United States Patent and Trademark Office
The USPTO is the government agency responsible for patents. Located in Alexandria, VA, the USPTO issues patents and creates rules governing them. USPTO employees responsible for issuing patents are called patent examiners. Patent agents and attorneys work closely with examiners to secure the inventor's intellectual property rights. Albert Einstein was a patent examiner in the Swiss patent office. A patent agent is someone who has passed the Patent Bar and is competent to file patent applications for others. A law school degree is not necessary to become a patent agent. However, many patent agents are also attorneys, and one must be an attorney to litigate a patent case before a court.

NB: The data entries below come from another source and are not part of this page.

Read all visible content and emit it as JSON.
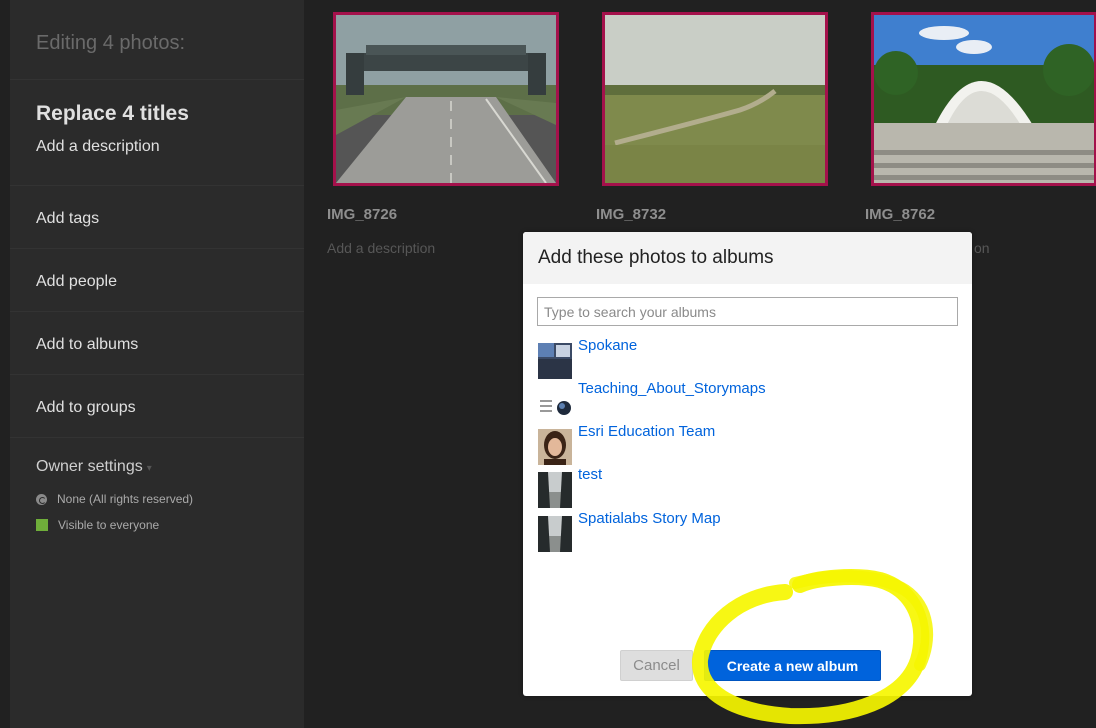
{
  "sidebar": {
    "header": "Editing 4 photos:",
    "titles_label": "Replace 4 titles",
    "description_label": "Add a description",
    "tags_label": "Add tags",
    "people_label": "Add people",
    "albums_label": "Add to albums",
    "groups_label": "Add to groups",
    "owner_settings_label": "Owner settings",
    "license_label": "None (All rights reserved)",
    "visibility_label": "Visible to everyone"
  },
  "photos": [
    {
      "title": "IMG_8726",
      "description": "Add a description"
    },
    {
      "title": "IMG_8732"
    },
    {
      "title": "IMG_8762",
      "description_fragment": "on"
    }
  ],
  "modal": {
    "title": "Add these photos to albums",
    "search_placeholder": "Type to search your albums",
    "albums": [
      {
        "name": "Spokane"
      },
      {
        "name": "Teaching_About_Storymaps"
      },
      {
        "name": "Esri Education Team"
      },
      {
        "name": "test"
      },
      {
        "name": "Spatialabs Story Map"
      }
    ],
    "cancel_label": "Cancel",
    "create_label": "Create a new album"
  },
  "colors": {
    "background": "#212121",
    "sidebar": "#2b2b2b",
    "selection_border": "#a4114b",
    "link_blue": "#0063dc",
    "highlight_yellow": "#f6f600",
    "visible_green": "#6fae3a"
  }
}
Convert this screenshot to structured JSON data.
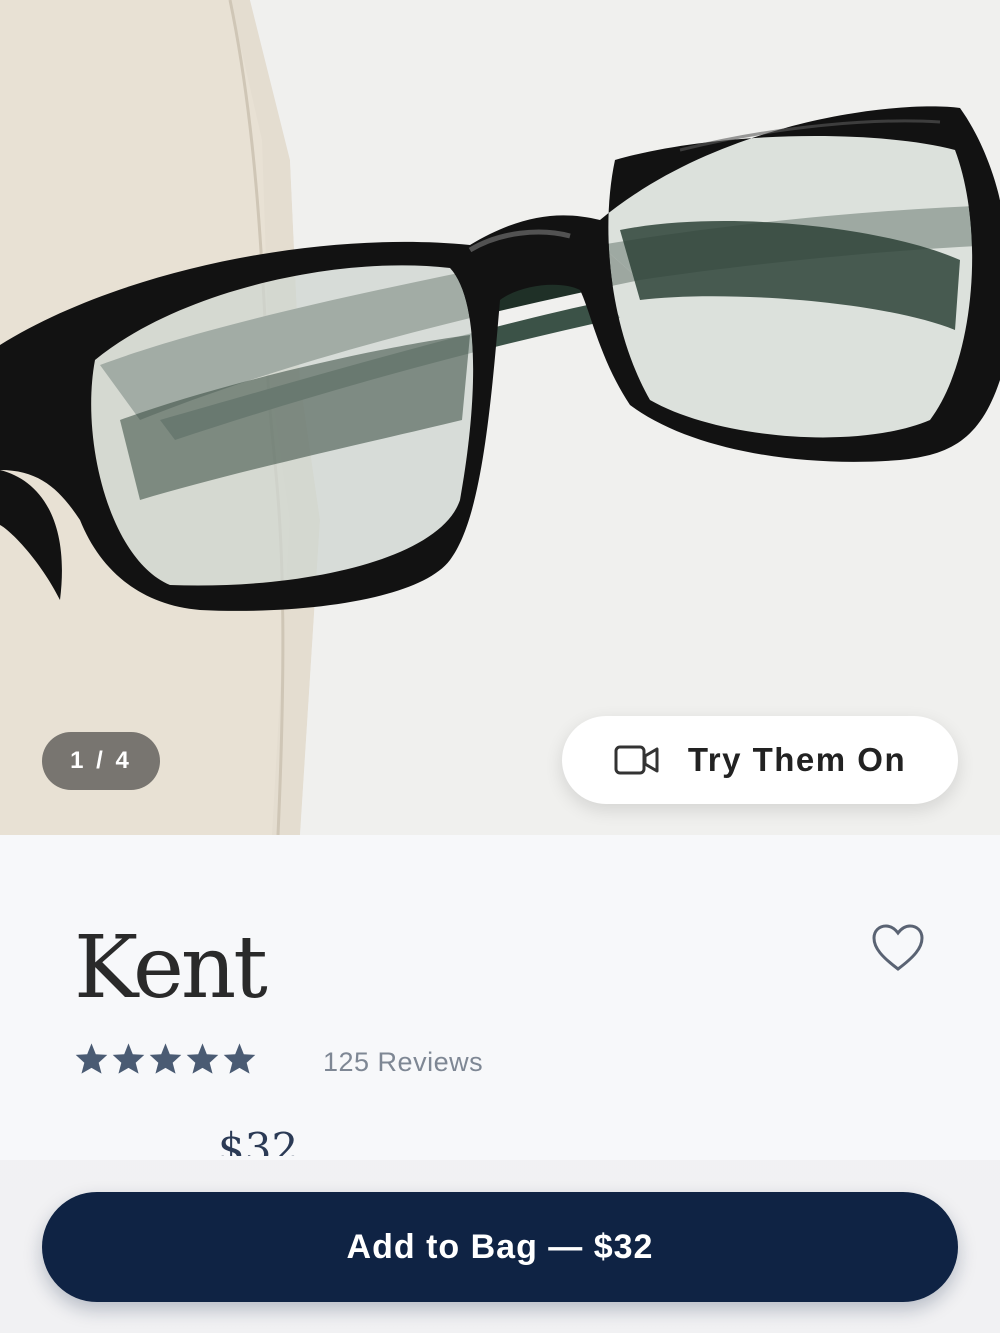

A United States patent only provides protection for activities within the United States. Generally, to obtain international protection for an invention, an inventor must seek a patent in the appropriate governing body in each country in which he or she wishes to enforce intellectual property rights. However, a number of international bodies and treaties provide avenues that allow one to obtain protection in multiple countries for a single patent.
Law Firms and Employment
With a great increase in patents filed and litigated each year, patent law is a rapidly growing practice area. Many general practice firms have intellectual property divisions in addition to real estate, tax, or any other practice area. Other law firms specialize in a particular practice area, such as intellectual property and are known as boutiques. As of 2012, the top 10 firms by number of patent agents and attorneys are:
|1||Finnegan, Henderson, Farabow, Garrett & Dunner||276|
|2||Fish & Richardson||246|
|4||Kenyon & Kenyon||155|
|5||Foley & Lardner||151|
|7||Townsend and Townsend||138|
|8||Ropes & Gray||134|
|9||Brinks Hofer Gilson & Lione||122|
|10||Morrison & Foerster||114|
This list was taken from the Avery Index, where the top 100 firms by number of patent agents can be found.
Aside from law firms, patent attorneys and agents also work as corporate counsel, patent examiners, and in many other fields.
Patent Law at UGA
- The UGA's Journal of Intellectual Property Law is the nation's oldest student-edited law journal devoted exclusively to the field of intellectual property law.
- The Intellectual Property Law Society, an organization for students interested in intellectual property law.
- Externship opportunities at the University of Georgia Technology Commercialization Office.